Ms. K argued a French immersion program would inhibit her ability to assist her daughter with homework because Ms. K did not speak French. She preferred that S attend French intensive courses and French camps on the side to augment her English-based education. Ms. K stressed that she moved to Tantallon because of this local elementary school and Mr. J had initially agreed. She also felt that C and S had a close relationship that would be negatively impacted if the two children attended different schools. Ms. K was already familiar with Tantallon school teachers and staff and planned to volunteer there alongside S’s maternal grandmother.
Justice Jesudason explained that the province’s Divorce Act clearly stipulates that for proceedings where children are involved, the only test is “the best interests of the child.” This means parental preferences and rights play no role. Put another way, courts should not engage in scoring parents’ choices based on random factors. The judge added that this process is uniquely delicate because no one can determine with 100-percent certainty what is best for the child.
The judge pointed out that the parties had provided the court with a lot of information on the history of their relationship. However, they had failed to provide the judge with information on S, such as her emotional and intellectual development, her linguistic abilities and her general ability to adapt to new situations.

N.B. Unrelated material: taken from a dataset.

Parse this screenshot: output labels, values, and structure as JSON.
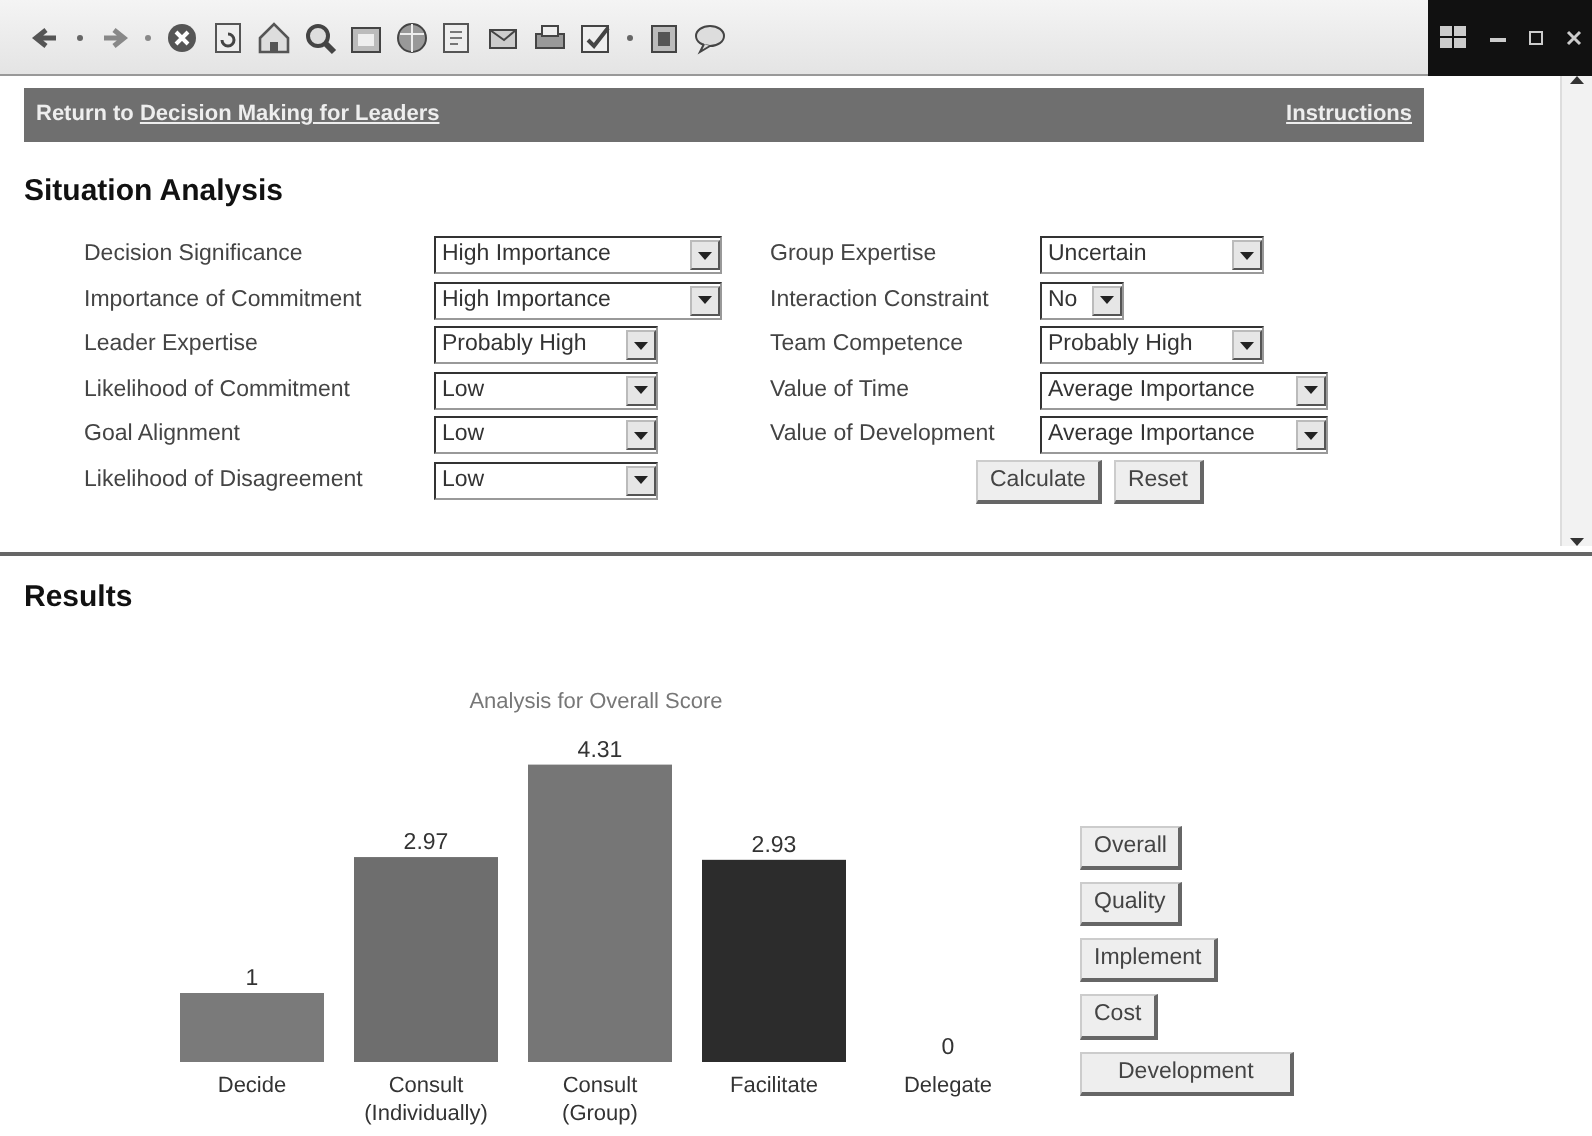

The judge ultimately decided that it is in S’s best interests to attend Tantallon Elementary School English Program. S and C could travel on the same school bus alongside S’s other friends from the Tantallon community, which would cause the least amount of disruption to her life. Moreover, S’s grandmother could assist with before and after school care if S attended a school in Tantallon. There was no evidence presented on how enrolling S in a French program in Halifax would be in her best interests.
The outcome of this case tells parents to think long and hard about what is in the best interest of the child and not what is convenient to them.